The simplest and most common approach to security for service-oriented architecture (SOA) is to route service requests over a virtual private network (VPN). This provides adequate security for simple, coarse-grained requirements, it works with SOAP, REST, and non-Web services protocols, and it is adequate even for many external integration scenarios.
As privacy and financial regulations get more stringent, advanced SOA security solutions will become more feasible and may be mandatory
Yet not all security scenarios are simple, and for more complex needs and fine-grained SOA security, architects must do considerably more planning and design.
To craft a comprehensive strategy and architecture for SOA security, architects must consider a wide diversity of security requirements, business scenarios, and application infrastructure, weaving together multiple products, standards, and custom-built components into a flexible and robust SOA security solution.
At least 10 product categories can play a part in SOA security architecture, and there are major areas of functional overlap among them. The building-block structure of SOA and Web services security specifications means architects must plan carefully for which specifications they will use and when to use them.
Business scenarios with different security requirements may require different combinations of specifications and products. Adding even further to the complexity, the standards and specifications are still maturing, so there is little industry experience with best practices for many of the specifications.
Architects may face additional challenges including divergent SOA infrastructure, multiple SOA messaging exchange patterns, the need to federate security across multiple environments, and the need to propagate identity across layers as one service calls another.
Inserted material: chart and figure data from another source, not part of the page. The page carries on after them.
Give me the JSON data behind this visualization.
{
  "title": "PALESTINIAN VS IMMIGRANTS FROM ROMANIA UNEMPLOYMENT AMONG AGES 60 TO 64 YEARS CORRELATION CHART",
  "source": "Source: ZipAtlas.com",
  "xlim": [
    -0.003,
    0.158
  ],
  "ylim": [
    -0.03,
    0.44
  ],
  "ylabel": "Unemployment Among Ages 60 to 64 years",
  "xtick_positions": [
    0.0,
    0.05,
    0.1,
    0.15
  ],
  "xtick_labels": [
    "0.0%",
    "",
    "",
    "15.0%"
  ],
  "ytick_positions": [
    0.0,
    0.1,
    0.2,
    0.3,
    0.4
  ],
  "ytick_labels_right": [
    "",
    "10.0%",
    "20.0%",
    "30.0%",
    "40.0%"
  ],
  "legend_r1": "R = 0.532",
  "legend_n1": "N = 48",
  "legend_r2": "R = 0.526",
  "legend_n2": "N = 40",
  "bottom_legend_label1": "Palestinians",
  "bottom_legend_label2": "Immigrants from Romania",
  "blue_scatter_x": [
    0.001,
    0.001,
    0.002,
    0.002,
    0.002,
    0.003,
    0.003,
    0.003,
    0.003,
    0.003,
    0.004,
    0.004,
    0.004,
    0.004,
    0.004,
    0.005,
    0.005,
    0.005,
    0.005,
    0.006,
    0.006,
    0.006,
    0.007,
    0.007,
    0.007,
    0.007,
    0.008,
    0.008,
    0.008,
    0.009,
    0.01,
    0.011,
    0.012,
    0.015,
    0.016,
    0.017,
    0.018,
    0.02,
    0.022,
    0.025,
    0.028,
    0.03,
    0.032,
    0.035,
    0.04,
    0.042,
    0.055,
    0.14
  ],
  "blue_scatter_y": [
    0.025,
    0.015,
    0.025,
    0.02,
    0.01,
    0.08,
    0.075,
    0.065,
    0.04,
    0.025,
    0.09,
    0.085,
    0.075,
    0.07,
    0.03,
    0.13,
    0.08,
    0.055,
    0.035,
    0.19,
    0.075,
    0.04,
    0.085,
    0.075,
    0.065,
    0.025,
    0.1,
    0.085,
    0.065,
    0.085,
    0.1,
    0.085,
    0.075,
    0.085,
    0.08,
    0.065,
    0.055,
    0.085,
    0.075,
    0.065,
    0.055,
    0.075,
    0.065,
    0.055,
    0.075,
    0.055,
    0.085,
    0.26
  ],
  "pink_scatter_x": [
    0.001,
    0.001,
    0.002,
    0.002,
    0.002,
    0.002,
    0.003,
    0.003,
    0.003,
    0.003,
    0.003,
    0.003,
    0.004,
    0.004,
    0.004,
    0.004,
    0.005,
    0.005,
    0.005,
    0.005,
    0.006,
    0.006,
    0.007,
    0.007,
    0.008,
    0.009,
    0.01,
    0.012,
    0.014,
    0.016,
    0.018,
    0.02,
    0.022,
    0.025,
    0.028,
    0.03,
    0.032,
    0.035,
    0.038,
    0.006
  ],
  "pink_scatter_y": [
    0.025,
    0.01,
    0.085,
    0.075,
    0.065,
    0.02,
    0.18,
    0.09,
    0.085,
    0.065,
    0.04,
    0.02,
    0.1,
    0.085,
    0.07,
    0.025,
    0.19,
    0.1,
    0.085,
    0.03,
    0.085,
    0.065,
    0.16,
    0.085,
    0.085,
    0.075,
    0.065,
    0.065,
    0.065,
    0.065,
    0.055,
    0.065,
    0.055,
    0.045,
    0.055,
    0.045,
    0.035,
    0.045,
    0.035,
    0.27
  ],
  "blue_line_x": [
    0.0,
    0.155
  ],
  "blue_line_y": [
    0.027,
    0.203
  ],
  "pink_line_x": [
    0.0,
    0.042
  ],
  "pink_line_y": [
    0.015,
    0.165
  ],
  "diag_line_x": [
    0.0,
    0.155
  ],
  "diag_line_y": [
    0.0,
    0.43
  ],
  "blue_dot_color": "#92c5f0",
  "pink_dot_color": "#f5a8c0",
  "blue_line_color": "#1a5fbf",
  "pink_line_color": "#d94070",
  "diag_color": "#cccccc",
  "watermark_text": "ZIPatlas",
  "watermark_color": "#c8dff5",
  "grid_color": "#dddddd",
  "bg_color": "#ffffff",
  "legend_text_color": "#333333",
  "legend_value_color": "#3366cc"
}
This is not to mention common issues like organizational friction, cost, and difficulties with architecture governance.
Because of these complexities, few can afford to invest upfront to build a complete and comprehensive SOA security solution that addresses all future requirements, which means that architects final challenge is to evolve a comprehensive solution over time.
To assist in pursuing an incremental approach, here is a continuum of four broad solution patterns that show how to combine diverse products into an SOA security solution for today's needs as well as how today's solution can leave a path open for tomorrow's needs.
Scenario No. 1: Simple VPN Provides A Basic Solution In A Short Time
As a common starting point, some SOA users have immediate scenarios that require them to quickly find an acceptable - even if suboptimal - SOA security solution. In these scenarios, SOA requests and responses are secured using only transport-level security.
With SOAP and REST, this is typically accomplished via two-way secure socket layer (SSL). With VPN connections, even requests over the public Internet are confidential and secure. Often, simple VPN approaches use implicit authorization: Any request that comes in over the VPN is allowed to access the available services.
Although a simple VPN can support identification of individual users, this is rare because of the administrative overhead of managing certificates for every user. A simple VPN is often configured as a direct transport-level connection between the service consumer's platform and the service platform, which may be either an application server or a simple Web server environment.
In a Forrester survey, two-thirds of SOA users said that using only a simple VPN is an important option in their SOA security arsenal.
Scenario No. 2: Application-Server-Based Fulfills Audit And Compliance Requirements
The middle of the continuum divides between two approaches, single intermediary and application-server-based, each of which is able to handle authentication and authorization of individual users. The application-server-based approach builds on the SOA security features in service implementation platforms (e.g., application servers, integration servers, packaged applications, and software-as-a-service).
By allowing service platforms to maintain security contexts based on the actual end user, this approach facilitates implementation of advanced authorization strategies. It also allows audit logs to record actual end-user service request activity, which can be important for detailed auditing and compliance for privacy and other regulations.